Moreover, in the latter case the pointer p will have the value of 0x61 (the value of the first array element 'a') instead of a memory location, such that the compiler, as warned, taking just the first element of the initializer and assigning it to p.


Solution 1:

I think you're confused because char *p = "ab"; and char p[] = "ab"; have similar semantics, but different meanings.

I believe that the latter case (char p[] = "ab";) is best regarded as a short-hand notation for char p[] = {'a', 'b', '\0'}; (initializes an array with the size determined by the initializer). Actually, in this case, you could say "ab" is not really used as a string literal.

However, the former case (char *p = "ab";) is different in that it simply initializes the pointer p to point to the first element of the read-only string literal "ab".

I hope you see the difference. While char p[] = "ab"; is representable as an initialization such as you described, char *p = "ab"; is not, as pointers are, well, not arrays, and initializing them with an array initializer does something entirely different (namely give them the value of the first element, 0x61 in your case).

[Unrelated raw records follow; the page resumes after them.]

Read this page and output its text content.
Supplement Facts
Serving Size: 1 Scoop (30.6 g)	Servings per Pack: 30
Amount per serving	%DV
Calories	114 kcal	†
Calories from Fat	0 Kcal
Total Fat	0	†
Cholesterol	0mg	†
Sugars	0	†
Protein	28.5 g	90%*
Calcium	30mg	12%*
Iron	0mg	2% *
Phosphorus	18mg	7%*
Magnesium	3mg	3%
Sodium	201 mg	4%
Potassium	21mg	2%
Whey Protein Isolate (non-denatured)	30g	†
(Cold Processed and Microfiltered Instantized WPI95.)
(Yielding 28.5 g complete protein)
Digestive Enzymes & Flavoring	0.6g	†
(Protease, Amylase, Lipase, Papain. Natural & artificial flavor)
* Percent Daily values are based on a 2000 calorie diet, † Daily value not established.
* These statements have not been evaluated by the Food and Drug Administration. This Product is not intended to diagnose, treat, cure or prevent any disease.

Long story short, C compilers only "replace" a string literal with a char array initializer if it is suitable to do so, i.e. it is being used to initialize a char array.

Solution 2:

The second example is syntactically incorrect. In C, {'a', 'b', '\0'} can be used to initialize an array, but not a pointer.

Instead, you can use a C99 compound literal (also available in some compilers as extension, e.g, GCC) like this:

char *p = (char []){'a', 'b', '\0'};

Note that it's more powerful as the initializer isn't necessarily null-terminated.